January can be a painful month for those who need to lodge their annual tax return.
Despite the warnings of penalties and having to face the inevitable job of cobbling together the required financial information, it’s often one of those tasks that many find reasons to avoid.
Unless you have a cash department or an efficient system in place, it can often be the last thing you want to do. No one gets paid for doing their own accounts or tax returns and it can be a drag, particularly for the less numerically minded!
However, like the last day effort to complete a school project, preparation for exams, or end of course thesis, most of us manage to get the paperwork done and are able to relax… until presented with the bill. For some there may be good news, such as a rebate for payment on estimated profits that failed to materialise. Either way, better to get the task done than risk inflated assessments and penalties for late lodging.
Those who have professional advisers to take care of the number-crunching sharp end still need to provide the basic information – and bear in mind it’s your name on the line certifying the return is correct. No point saying you just signed where the yellow ‘sign here’ sticker highlighted without checking and approving.
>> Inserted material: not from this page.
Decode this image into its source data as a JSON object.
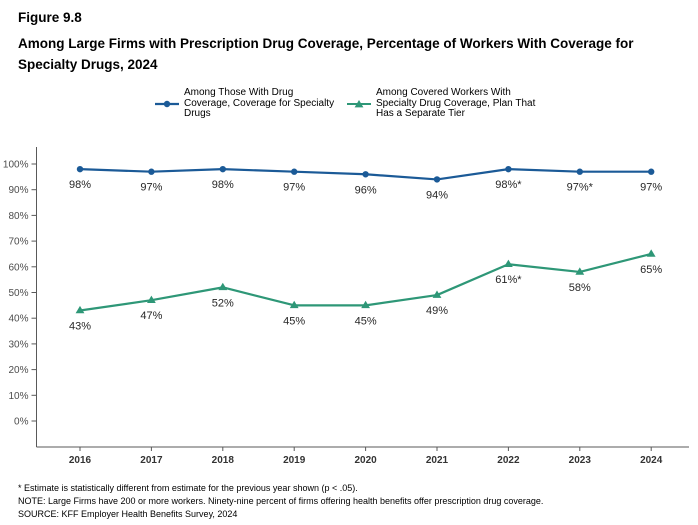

At the end of the day the buck, pound, rouble or yen stops with you.
Since the infamous Panama Papers, much has been written about tax havens, while questionable schemes aimed at the rich and famous are exposed to scrutiny – sometimes well founded. But I can’t help thinking much of the criticism of some who take steps to mitigate tax betrays an element of hypocrisy, or even jealousy. Coveting another mans groat (or goat) has been around since biblical times, so nothing new about that. However, I do wonder at some of the criticisms and returning to biblical themes let he (or she) who is without sin cast the first stone! Yes give unto Caesar or HM Treasury what is due, but in a complex fiscal world there is a set off between tax and benefits, helping society and encouraging effort.
As we await the result of our January returns let’s hope we are able to rest easily with our conscience and having kept on the right side of the law, that tax paid and tax saved may be used wisely to benefit others though charitable works, providing jobs and helping to pay for public services.